Glas macht die Biege

Ein Schott-Mitarbeiter zeigt eine biegsame, ultradünne Glasscheibe. Der Mainzer Spezialglas-Hersteller treibt die Entwicklung von Glas voran, das dünner ist als ein menschliches Haar. Bild: dpa

Das Traditionsunternehmen Schott bricht mit den herkömmlichen Vorstellungen von Glas. Seine ultradünne Neuentwicklung macht Daten Tempo und öffnet so der Firma den Zugang zur IT-Branche.

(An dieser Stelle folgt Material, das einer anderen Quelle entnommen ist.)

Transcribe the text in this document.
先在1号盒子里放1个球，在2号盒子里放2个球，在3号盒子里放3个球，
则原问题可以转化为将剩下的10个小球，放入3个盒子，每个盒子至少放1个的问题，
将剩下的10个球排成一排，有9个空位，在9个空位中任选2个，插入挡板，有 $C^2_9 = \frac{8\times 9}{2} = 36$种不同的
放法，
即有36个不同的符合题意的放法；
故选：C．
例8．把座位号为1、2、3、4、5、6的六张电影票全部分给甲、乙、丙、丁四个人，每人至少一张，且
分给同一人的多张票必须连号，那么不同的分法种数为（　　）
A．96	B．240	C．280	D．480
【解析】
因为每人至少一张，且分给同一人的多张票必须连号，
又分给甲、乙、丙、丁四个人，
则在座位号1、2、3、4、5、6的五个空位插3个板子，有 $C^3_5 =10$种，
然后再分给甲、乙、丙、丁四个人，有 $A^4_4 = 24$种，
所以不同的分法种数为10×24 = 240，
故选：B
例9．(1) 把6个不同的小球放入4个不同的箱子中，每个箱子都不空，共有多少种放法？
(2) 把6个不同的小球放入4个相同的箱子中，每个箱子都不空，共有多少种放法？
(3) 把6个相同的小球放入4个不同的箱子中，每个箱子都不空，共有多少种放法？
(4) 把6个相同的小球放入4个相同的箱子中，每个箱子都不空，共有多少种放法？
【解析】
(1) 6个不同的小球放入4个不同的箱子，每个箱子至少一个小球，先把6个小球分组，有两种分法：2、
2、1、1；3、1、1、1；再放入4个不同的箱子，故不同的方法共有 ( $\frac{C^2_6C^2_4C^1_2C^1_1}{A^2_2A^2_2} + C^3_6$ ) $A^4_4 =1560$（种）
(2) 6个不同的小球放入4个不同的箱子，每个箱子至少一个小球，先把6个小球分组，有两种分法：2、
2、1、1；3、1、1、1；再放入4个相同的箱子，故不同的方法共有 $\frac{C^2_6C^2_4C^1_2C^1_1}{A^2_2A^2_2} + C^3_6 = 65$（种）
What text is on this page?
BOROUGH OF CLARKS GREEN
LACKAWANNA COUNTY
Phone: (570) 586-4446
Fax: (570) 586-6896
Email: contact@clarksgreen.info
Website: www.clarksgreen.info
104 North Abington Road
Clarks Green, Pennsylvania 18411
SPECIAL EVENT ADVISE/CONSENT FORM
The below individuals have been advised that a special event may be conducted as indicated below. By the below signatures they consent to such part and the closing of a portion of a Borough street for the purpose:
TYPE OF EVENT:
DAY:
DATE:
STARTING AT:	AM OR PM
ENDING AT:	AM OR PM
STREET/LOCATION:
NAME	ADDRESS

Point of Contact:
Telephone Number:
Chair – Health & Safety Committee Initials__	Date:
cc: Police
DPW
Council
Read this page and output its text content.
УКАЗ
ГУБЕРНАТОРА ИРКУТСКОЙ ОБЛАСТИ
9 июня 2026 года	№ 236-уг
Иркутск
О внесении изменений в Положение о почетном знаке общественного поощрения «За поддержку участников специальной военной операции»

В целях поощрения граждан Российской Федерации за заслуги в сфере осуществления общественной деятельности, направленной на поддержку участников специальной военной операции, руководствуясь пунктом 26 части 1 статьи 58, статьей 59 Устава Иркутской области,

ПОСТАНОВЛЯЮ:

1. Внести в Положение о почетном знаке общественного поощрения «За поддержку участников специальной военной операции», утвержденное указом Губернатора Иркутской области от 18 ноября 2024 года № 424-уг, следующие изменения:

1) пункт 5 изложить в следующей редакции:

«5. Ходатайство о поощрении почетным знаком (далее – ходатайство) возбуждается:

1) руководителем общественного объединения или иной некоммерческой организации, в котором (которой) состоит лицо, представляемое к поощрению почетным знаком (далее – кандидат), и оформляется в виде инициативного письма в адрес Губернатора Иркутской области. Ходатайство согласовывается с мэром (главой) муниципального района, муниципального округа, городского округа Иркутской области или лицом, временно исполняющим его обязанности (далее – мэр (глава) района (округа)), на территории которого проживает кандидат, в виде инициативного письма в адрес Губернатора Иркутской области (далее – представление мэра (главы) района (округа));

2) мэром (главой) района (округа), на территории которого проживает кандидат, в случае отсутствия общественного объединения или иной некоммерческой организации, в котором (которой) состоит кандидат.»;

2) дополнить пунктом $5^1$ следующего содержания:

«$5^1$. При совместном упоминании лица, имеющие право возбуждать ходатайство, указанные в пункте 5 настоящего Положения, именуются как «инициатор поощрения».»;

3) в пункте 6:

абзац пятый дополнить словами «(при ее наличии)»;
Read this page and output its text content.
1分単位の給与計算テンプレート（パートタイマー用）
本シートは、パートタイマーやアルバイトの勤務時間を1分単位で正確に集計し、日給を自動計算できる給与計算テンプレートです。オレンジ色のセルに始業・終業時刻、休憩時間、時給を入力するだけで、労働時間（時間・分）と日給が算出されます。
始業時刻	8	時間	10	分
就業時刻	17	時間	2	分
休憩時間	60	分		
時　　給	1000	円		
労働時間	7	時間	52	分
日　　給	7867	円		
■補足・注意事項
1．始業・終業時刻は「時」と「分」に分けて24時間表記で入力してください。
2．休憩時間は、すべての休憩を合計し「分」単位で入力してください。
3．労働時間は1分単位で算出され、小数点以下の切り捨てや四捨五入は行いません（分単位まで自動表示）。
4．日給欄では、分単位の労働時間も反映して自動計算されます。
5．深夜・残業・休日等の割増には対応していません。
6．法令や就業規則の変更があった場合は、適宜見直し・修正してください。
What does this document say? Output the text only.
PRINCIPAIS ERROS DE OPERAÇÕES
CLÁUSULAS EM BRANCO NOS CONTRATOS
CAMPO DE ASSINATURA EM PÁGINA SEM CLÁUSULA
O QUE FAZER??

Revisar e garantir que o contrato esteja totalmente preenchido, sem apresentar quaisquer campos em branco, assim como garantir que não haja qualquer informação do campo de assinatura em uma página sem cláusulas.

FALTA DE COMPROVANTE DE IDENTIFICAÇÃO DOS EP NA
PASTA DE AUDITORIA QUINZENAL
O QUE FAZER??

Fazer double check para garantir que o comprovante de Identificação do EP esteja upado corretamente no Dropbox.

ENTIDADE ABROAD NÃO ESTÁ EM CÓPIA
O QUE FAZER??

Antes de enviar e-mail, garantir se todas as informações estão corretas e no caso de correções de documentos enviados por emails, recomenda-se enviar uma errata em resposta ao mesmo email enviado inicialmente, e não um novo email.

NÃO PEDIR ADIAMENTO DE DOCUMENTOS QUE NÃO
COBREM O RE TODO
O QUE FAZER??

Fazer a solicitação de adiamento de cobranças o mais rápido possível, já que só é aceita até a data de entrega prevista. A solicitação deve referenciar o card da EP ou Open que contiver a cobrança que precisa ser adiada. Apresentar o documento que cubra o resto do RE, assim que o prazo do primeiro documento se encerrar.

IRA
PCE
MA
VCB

Ein Laser sticht winzige Löcher in eine dünne Glasscheibe. Stolz zeigt ein Mitarbeiter den Besuchern das Ergebnis - die kleine Glasscheibe steht bei der Schott AG in Mainz für eine Technik, mit der sich das 131 Jahre alte Unternehmen, das auch einen Standort in Mitterteich (Kreis Tirschenreuth) hat, neu erfinden will.

Durch die Löcher im Glas können Leitungen geführt werden, die elektronische Bauteile wie Prozessoren oder Datenspeicher miteinander verbinden. "Je kürzer die Leiterbahn, desto geringer der Energieverlust und desto länger die Batterielaufzeit etwa bei einem Smartphone", erklärt Projektleiter Rüdiger Sprengard. Auch die Geschwindigkeit bei der Übertragung von Daten kann so gesteigert werden.

Kurze Leitung

Beim Einsatz von Glas anstelle von Silizium könne das Tempo beim Datentransfer von Prozessoren aufgrund der höheren elektronischen Isolation im Vergleich zum bisherigen Stand der Technik verachtfacht werden, sagt Sprengard. Eine zehnmal so hohe Geschwindigkeit sei beim Datentransfer von Speicherbausteinen möglich. Der eigentlich sehr spröde Werkstoff Glas kann durch chemische Eingriffe sowie spezielle Schneid- und Produktionstechniken extrem dünn und biegsam gemacht werden. Die Scheiben sind dann nur noch 50 Mikrometer dick - das entspricht etwa einem menschlichen Haar. Es werde aber bereits an der Entwicklung von Dünnstgläsern mit zehn Mikrometern gearbeitet, erzählt Schott-Forschungsvorstand Hans-Joachim Konz.

Platz auf engstem Raum

Schott nahm die Entwicklung der Technik vor ungefähr fünf Jahren auf. Seit 2014 ist das Unternehmen dabei, mit Kunden spezifische Lösungen zu entwickeln und in die Markterschließung einzusteigen. In ersten Produkten ist Ultradünnglas bereits eingebaut - etwa in Smartphone-Kameras.

Beim Fraunhofer-Institut für Zuverlässigkeit und Mikro-Integration (IZM) in Berlin sagt der Forscher Michael Töpper, Glas biete herausragende Isolationseigenschaften. Damit sei der Werkstoff "eine wichtige Grundlage für den Industrietrend der Integration mehrerer elektronischer Bauelemente in ein Package". Solche Packages sind vor allem für Smartphones wichtig, da sie die Miniaturisierung der Geräte weiter vorantreiben können. In Modellen wie dem I-Phone 6 oder dem Samsung Galaxy S6 befinden sich nach Angaben Töppers bereits 60 bis 70 Chip-Packages, darunter für Subsysteme wie Mikrofon, Kamera, Lautsprecher oder Display.